Mohon tunggu...
فظوسف
فظوسف Mohon Tunggu... Pelajar Sekolah - wargabuana (cosmopolitan)

∀x (x ∈ ∅ ⇔ x ≠ x)

Selanjutnya

Tutup

Filsafat

Kritik atas Pancasila sebagai Ideologi Negara

16 Desember 2023   16:53 Diperbarui: 4 Januari 2024   15:34 785
+
Laporkan Konten
Laporkan Akun
Kompasiana adalah platform blog. Konten ini menjadi tanggung jawab bloger dan tidak mewakili pandangan redaksi Kompas.

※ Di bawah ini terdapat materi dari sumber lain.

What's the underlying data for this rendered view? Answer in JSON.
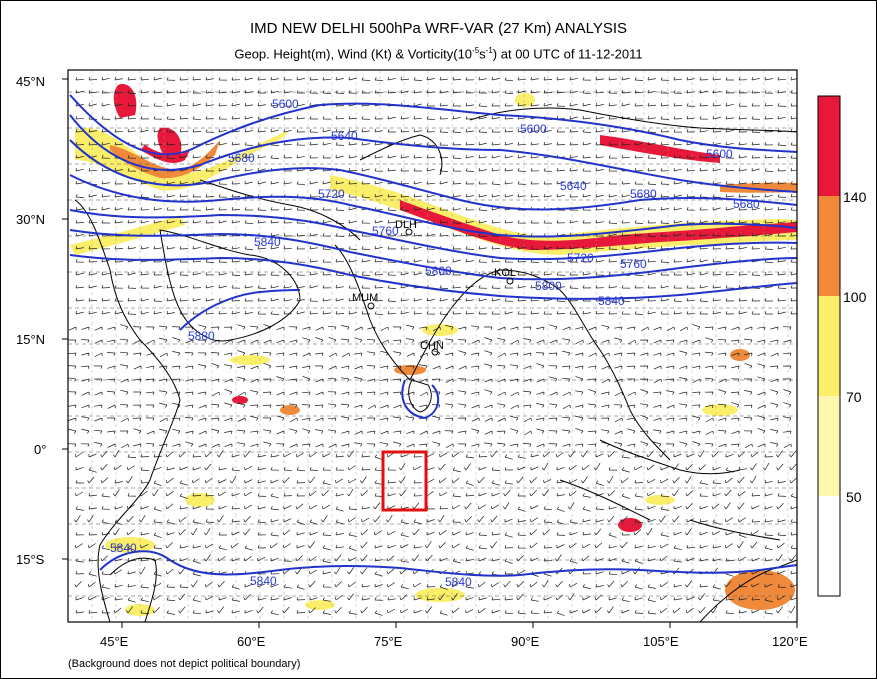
{
  "title": "IMD NEW DELHI 500hPa WRF-VAR (27 Km) ANALYSIS",
  "subtitle": {
    "pre": "Geop. Height(m), Wind (Kt) & Vorticity(10",
    "sup": "-5",
    "mid": "s",
    "sup2": "-1",
    "post": ") at 00 UTC of 11-12-2011"
  },
  "footnote": "(Background does not depict political boundary)",
  "axes": {
    "lon_ticks": [
      "45°E",
      "60°E",
      "75°E",
      "90°E",
      "105°E",
      "120°E"
    ],
    "lat_ticks": [
      "45°N",
      "30°N",
      "15°N",
      "0°",
      "15°S"
    ]
  },
  "stations": [
    "DLH",
    "MUM",
    "CHN",
    "KOL"
  ],
  "contour_labels": [
    "5600",
    "5640",
    "5680",
    "5720",
    "5760",
    "5800",
    "5840",
    "5880",
    "5600",
    "5640",
    "5680",
    "5720",
    "5760",
    "5800",
    "5840",
    "5840",
    "5840",
    "5840",
    "5680",
    "5600"
  ],
  "colorbar": {
    "levels": [
      "140",
      "100",
      "70",
      "50"
    ],
    "colors": [
      "#e8183a",
      "#f08a3a",
      "#fbef6a",
      "#fdf7b0",
      "#ffffff"
    ]
  },
  "colors": {
    "contour": "#2233cc",
    "box": "#e01010",
    "coast": "#000000"
  }
}
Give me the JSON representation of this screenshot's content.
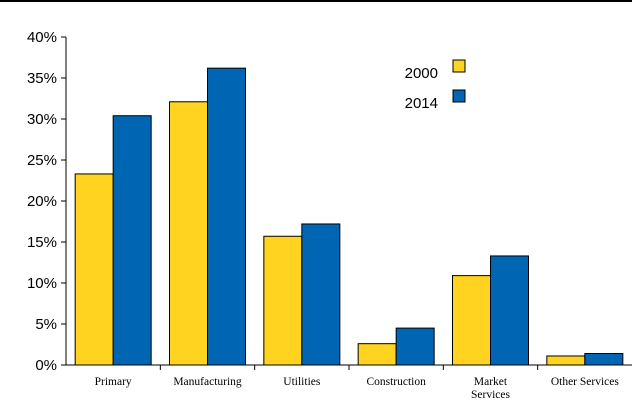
{
  "chart_data": {
    "type": "bar",
    "title": "",
    "xlabel": "",
    "ylabel": "",
    "categories": [
      [
        "Primary"
      ],
      [
        "Manufacturing"
      ],
      [
        "Utilities"
      ],
      [
        "Construction"
      ],
      [
        "Market",
        "Services"
      ],
      [
        "Other Services"
      ]
    ],
    "series": [
      {
        "name": "2000",
        "color": "#FFD320",
        "values": [
          23.3,
          32.1,
          15.7,
          2.6,
          10.9,
          1.1
        ]
      },
      {
        "name": "2014",
        "color": "#0066B3",
        "values": [
          30.4,
          36.2,
          17.2,
          4.5,
          13.3,
          1.4
        ]
      }
    ],
    "ylim": [
      0,
      40
    ],
    "yticks": [
      0,
      5,
      10,
      15,
      20,
      25,
      30,
      35,
      40
    ],
    "ytick_labels": [
      "0%",
      "5%",
      "10%",
      "15%",
      "20%",
      "25%",
      "30%",
      "35%",
      "40%"
    ],
    "grid": false,
    "legend_position": "top-right"
  }
}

Secara etimologi kata “Filsafat” diserap dari dua bahasa, yaitu Yunani (philo-sophia: cinta-bijaksana) dan Arab (falsafah: hikmah-kearifan) sehingga membentuk kata (Phil-Safah) yang dibakukan (EYD) menjadi “Filsafat”. Meskipun tiada bukti mengenai asal-usul etimologis ini, namun pengaruh dua kultur-filsafat ini (barat-timur) tak bisa dihindarkan dalam pembentukan kata “Fil-safat”.¹² Secara terminologi, tiada kesepakatan pada para filsuf mengenai definisi dari Filsafat, karena itu tulisan ini akan menggunakan kata Filsafat berdasarkan pengertian sebagai studi atau media pembelajaran pikiran (school of thought) yang mendasari gagasan; baik asal-usul gerakan Adicita (Ideologi) seperti Liberalisme (Capitalism), Marxisme (Communism), Nietzschean (Fascism)¹³, asal-usul mazhab atau denominasi (firqah) dalam Agama seperti Darśana (Dharma Philosophy), Scholasticus (Christianity Philosophy), Madrasah/Hikmah (Islamic Philosophy), asal-usul perkembangan tradisi intelektual seperti Zhūzǐ Bǎijiā (Zhōngguó Philosophy), Akademía (Platonic Philosophy), Lykeion (Peripatetic Philosophy), Stoá Poikílē (Stoic Philosophy), maupun asal-usul emansipasi kultural seperti Renaissance (European Rebirth), Siècle des Lumières (French Enlightenment), Aufklärung (German Enlightenment), Hashkālāh (Jewish Enlightenment). Jadi berdasarkan pengertian ini, Filsafat merupakan konstituen (elemen terdasar) dari terbentuknya pemahaman Ideologis, denominasi dalam Agama, keberagaman Intelektual, dan emansipasi Kultural dalam peradaban.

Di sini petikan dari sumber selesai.